Sister Ebo has made one trip to Ferguson, a few weeks after Michael Brown was shot dead by a Ferguson police officer and after the bulk of the violence. Friend Philip Deitch drove through the area with Sister Ebo and Presbyterian minister Rev. Mary Newburn-Williams, and he stopped to get out and speak with law enforcement officials that he knew. Sister Ebo and Rev. Newburn-Williams waited in the car but weren't alone for long. When word spread that the black nun who marched in Selma was there, the stop turned into a meet-and-greet with Sister Ebo as the main attraction.

The head of security in Ferguson, Capt. Ron Johnson of the Missouri Highway Patrol, visited first, squeezing into the passenger seat with Sister Ebo. A steady stream of well-wishers followed -- police, protesters and a small video crew from Birmingham, Ala. Earlier, the crew had walked past Deitch's car and Sister Ebo.
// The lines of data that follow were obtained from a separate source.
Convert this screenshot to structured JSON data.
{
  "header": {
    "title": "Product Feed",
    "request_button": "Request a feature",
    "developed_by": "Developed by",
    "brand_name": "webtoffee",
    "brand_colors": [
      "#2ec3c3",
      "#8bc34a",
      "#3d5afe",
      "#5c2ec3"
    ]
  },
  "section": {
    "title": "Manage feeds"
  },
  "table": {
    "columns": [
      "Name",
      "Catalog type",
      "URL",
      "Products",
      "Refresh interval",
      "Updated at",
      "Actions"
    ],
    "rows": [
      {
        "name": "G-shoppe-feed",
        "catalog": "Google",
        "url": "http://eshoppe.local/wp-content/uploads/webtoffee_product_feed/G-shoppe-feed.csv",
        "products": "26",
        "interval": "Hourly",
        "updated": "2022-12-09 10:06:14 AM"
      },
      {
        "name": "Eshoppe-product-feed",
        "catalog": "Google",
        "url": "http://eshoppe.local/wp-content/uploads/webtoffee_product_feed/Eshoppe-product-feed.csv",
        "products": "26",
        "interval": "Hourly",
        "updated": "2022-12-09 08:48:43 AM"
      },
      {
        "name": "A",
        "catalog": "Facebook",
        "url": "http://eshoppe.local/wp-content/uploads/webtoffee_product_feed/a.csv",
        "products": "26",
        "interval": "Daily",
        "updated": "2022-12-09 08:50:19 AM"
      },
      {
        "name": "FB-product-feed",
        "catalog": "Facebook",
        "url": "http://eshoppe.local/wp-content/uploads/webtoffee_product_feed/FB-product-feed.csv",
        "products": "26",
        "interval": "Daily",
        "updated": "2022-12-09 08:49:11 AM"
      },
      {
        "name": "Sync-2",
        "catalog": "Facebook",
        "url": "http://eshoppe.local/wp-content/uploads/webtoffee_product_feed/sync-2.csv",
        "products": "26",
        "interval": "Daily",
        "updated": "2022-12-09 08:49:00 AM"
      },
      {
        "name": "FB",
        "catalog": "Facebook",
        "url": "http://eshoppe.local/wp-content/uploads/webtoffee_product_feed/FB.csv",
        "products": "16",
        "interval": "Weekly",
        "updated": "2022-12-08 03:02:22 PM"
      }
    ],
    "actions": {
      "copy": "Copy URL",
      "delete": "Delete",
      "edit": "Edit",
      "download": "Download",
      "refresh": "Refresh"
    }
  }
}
"Capt. Johnson had caught up with them and told them they were going the wrong way, that they should be back there talking to that beautiful black nun. I said, 'Where did he get the 'beautiful?'" Sister Ebo said, with a laugh.

In seriousness, Sister Ebo said she reminded the crew, "You are not here to take a superficial picture. You are going to raise the rug up and look at what's under the rug. The mistake I think many of us made in the '60s is we were taking somebody else's word for it; you have to look under the rug.

"This kid -- when you're 90, everyone's a kid -- looked at me and said, 'I hear what you're saying; I think we were missing it, too, (in the '60s) because we missed you.'"

Sister Ebo was among the group now known as the "Sisters of Selma" -- six nuns who with 48 priests traveled from the Archdiocese of St. Louis to Selma for the march. She's quick to note that they didn't actually march with Dr. King, as is widely misreported even today. "I wish they would stop using that," said Sister Ebo, who neither marched alongside nor met Dr. King.

The group went only a block that day in Selma, but the marchers, led by sisters, already had made an impact.

"They put the women in the front; all of the women were just the six of us," she said, noting the nuns were a last-minute addition to the St. Louis group, with two each from three orders -- the Franciscan Sisters of Mary (Sister Ebo's order), Sisters of Loretto and Sisters of St. Joseph of Carondelet. "We had full habit on ... and it shocked everybody.

"The young blacks in Ferguson have been asking for help so that when this thing came up and this unarmed kid was shot, everyone got up in arms; the whole world got up in arms. The same thing happened when six sisters for the first time in the history of the Church got involved in a political issue. When that happened, the whole world got involved."

Sister Ebo called on both sides of the Ferguson unrest to meet for dialogue, just as she does in an ecumenical and interracial group of Catholics, Jewish and Protestants that meets on a regular basis. "How are we going to know each other as God's children if we have a group over here and a group over there?" Sister Ebo asked.

In the dialogue, it's equally important to listen as well as speak.

"There are moments like this when you hear everybody talking at the same time but nobody is listening to anybody," she said. "It's the time when you need to be silent and hear what's going on."